Na continuidade, avançando até o período recente de 2008, a decisão Heller da Suprema Corte. O que chamavam direitos da Segunda Emenda se converteram em uma escritura sagrada. São os mais importantes direitos que existem, nosso sagrado direito de portar armas, estabelecido pela Suprema Corte, revogando um século de precedentes.
Lance um olhar na Segunda Emenda. Diz: “Sendo necessária uma Milícia bem organizada para a segurança de um Estado livre, o direito do povo de possuir e portar armas não será infringido”. Até 2008, isso era interpretado basicamente da forma como se lê. O sentido de portar armas era manter uma milícia. Scalia [ex-juiz da Suprema Corte], em sua decisão de 2008, fez uma guinada. Era um acadêmico muito bom. Supõe-se que era um ‘originalista’. Prestava atenção nas intenções dos fundadores. Quando se lê a decisão, é interessante.
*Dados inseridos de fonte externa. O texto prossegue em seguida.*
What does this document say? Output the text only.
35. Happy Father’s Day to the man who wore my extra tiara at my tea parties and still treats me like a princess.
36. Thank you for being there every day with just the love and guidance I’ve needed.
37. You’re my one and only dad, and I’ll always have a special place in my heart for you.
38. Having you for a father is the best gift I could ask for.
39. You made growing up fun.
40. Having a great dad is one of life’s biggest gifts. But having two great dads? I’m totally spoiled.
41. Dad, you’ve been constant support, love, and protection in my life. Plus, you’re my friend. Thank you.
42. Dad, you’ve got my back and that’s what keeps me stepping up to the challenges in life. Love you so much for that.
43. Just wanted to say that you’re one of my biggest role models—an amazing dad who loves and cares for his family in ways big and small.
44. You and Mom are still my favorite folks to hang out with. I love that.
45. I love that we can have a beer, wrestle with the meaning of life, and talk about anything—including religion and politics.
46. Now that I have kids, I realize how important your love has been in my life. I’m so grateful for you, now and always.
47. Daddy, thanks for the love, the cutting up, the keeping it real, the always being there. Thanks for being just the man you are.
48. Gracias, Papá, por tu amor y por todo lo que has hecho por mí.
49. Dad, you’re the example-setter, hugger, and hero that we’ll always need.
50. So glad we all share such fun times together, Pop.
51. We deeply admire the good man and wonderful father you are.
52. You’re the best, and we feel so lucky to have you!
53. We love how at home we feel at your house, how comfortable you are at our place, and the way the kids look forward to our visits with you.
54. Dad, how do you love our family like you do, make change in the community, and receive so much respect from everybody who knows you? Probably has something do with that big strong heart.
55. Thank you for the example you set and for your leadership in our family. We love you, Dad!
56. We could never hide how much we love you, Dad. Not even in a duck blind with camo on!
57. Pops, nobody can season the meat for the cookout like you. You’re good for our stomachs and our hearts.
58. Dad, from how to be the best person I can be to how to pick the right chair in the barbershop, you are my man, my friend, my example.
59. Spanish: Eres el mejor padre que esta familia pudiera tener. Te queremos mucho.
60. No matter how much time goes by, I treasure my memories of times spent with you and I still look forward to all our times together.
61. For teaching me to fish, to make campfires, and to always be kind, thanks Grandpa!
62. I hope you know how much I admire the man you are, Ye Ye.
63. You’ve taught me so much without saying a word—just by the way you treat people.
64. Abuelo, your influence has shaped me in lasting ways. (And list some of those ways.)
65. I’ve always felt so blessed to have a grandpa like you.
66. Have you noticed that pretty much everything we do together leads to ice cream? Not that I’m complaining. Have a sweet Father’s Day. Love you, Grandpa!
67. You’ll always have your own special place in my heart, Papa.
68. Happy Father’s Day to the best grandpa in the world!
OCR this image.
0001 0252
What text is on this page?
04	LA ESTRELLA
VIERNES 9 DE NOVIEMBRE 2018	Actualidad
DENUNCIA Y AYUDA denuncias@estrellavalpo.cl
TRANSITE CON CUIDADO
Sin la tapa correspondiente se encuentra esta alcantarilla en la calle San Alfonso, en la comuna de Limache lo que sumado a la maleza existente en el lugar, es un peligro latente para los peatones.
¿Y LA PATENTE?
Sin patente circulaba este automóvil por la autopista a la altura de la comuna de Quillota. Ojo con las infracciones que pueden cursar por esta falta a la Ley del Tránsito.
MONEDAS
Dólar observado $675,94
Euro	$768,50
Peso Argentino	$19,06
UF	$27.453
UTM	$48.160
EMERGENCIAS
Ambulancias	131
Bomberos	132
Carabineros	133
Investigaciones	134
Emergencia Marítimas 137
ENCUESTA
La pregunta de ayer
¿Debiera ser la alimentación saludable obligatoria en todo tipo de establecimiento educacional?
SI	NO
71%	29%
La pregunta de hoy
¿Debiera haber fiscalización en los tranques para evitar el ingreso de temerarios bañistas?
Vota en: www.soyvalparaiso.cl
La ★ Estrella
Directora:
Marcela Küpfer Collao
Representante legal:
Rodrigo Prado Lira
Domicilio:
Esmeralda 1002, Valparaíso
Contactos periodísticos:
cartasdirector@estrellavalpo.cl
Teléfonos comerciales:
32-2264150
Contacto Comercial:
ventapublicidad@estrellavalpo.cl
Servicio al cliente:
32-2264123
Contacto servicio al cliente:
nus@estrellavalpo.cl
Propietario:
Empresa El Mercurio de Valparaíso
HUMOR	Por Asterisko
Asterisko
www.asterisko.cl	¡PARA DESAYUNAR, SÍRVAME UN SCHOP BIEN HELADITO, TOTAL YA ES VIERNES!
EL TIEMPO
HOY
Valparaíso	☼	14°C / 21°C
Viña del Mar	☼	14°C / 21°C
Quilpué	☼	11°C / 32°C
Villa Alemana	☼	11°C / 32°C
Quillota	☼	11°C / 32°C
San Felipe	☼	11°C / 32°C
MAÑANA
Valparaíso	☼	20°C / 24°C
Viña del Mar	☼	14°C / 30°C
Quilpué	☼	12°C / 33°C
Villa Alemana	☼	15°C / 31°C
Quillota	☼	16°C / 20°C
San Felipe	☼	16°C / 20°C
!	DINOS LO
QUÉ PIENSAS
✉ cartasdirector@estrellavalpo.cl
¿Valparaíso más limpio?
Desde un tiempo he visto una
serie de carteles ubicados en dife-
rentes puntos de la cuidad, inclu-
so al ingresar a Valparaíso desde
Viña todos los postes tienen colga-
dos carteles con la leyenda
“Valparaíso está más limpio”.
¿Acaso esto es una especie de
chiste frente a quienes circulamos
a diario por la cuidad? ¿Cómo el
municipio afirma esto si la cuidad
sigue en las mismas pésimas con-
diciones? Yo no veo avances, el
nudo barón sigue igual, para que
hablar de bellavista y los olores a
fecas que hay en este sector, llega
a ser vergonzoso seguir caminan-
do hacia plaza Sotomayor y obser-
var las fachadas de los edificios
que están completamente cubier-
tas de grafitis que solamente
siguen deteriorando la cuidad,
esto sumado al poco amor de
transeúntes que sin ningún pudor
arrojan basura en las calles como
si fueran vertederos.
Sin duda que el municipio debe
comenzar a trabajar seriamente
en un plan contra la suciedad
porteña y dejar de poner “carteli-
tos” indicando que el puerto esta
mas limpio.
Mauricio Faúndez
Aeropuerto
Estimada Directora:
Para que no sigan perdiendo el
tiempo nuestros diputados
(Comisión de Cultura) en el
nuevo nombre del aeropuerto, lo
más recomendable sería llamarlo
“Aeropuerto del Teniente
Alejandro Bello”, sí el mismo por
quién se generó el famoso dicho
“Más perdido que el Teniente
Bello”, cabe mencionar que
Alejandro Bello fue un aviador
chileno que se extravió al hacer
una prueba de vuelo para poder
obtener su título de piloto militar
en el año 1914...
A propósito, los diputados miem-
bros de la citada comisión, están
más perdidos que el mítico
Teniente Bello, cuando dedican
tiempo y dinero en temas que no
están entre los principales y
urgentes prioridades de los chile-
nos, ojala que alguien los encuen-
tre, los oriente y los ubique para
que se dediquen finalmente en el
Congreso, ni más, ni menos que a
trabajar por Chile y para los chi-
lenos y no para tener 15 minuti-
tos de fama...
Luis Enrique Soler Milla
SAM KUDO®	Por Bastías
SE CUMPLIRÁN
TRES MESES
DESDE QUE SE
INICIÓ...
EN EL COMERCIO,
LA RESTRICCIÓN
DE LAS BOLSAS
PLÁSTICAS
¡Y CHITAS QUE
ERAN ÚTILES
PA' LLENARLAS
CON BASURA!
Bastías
Há todos os tipos de referências para ocultar documentos do século XVII.
Surpreendentemente, não menciona nenhuma vez os motivos pelos quais os fundadores queriam que as pessoas portassem armas, que não estão ocultos. Um motivo era que os britânicos viriam. Os britânicos eram o grande inimigo, naquele momento. Eram do Estado mais poderoso do mundo. Os Estados Unidos tinham apenas um exército permanente. Se os britânicos retornassem, o que de fato fizeram, era preciso ter milícias para o combate. Desse modo, tínhamos que ter milícias bem organizadas.
O segundo motivo era que se tratava de uma sociedade escravista. Este era um período em que ocorriam rebeliões de escravos por todo o Caribe. A escravidão estava crescendo enormemente após a revolução. Havia profunda preocupação. Muitas vezes, os escravos negros superaram em número os brancos. Era preciso ter milícias bem armadas para mantê-los sob controle.
Ainda havia outra razão. Os Estados Unidos são talvez um dos raros países da história que virtualmente estiveram em guerra todos os anos, desde a sua fundação. É possível se deparar apenas com um ano em que os Estados Unidos não estiveram em guerra.
Quando se olha para a Revolução Estadunidense, a história dos livros de texto é “tributação, sem representação”, que não é falsa, mas está longe da história completa. Dois dos principais fatores na revolução foram que os britânicos estavam impondo uma restrição ao assentamento para além das montanhas Apalaches, que chamavam “país indiano”. Os britânicos estavam bloqueando isto. Os colonos queriam se expandir para o oeste. Não só pessoas que queriam terra, mas também grandes especuladores de terra, como George Washington, queriam ir para as zonas do oeste. “Do oeste” significava para além das montanhas. Os britânicos estavam bloqueando [essa possibilidade]. Ao final da guerra, os colonos puderam se expandir.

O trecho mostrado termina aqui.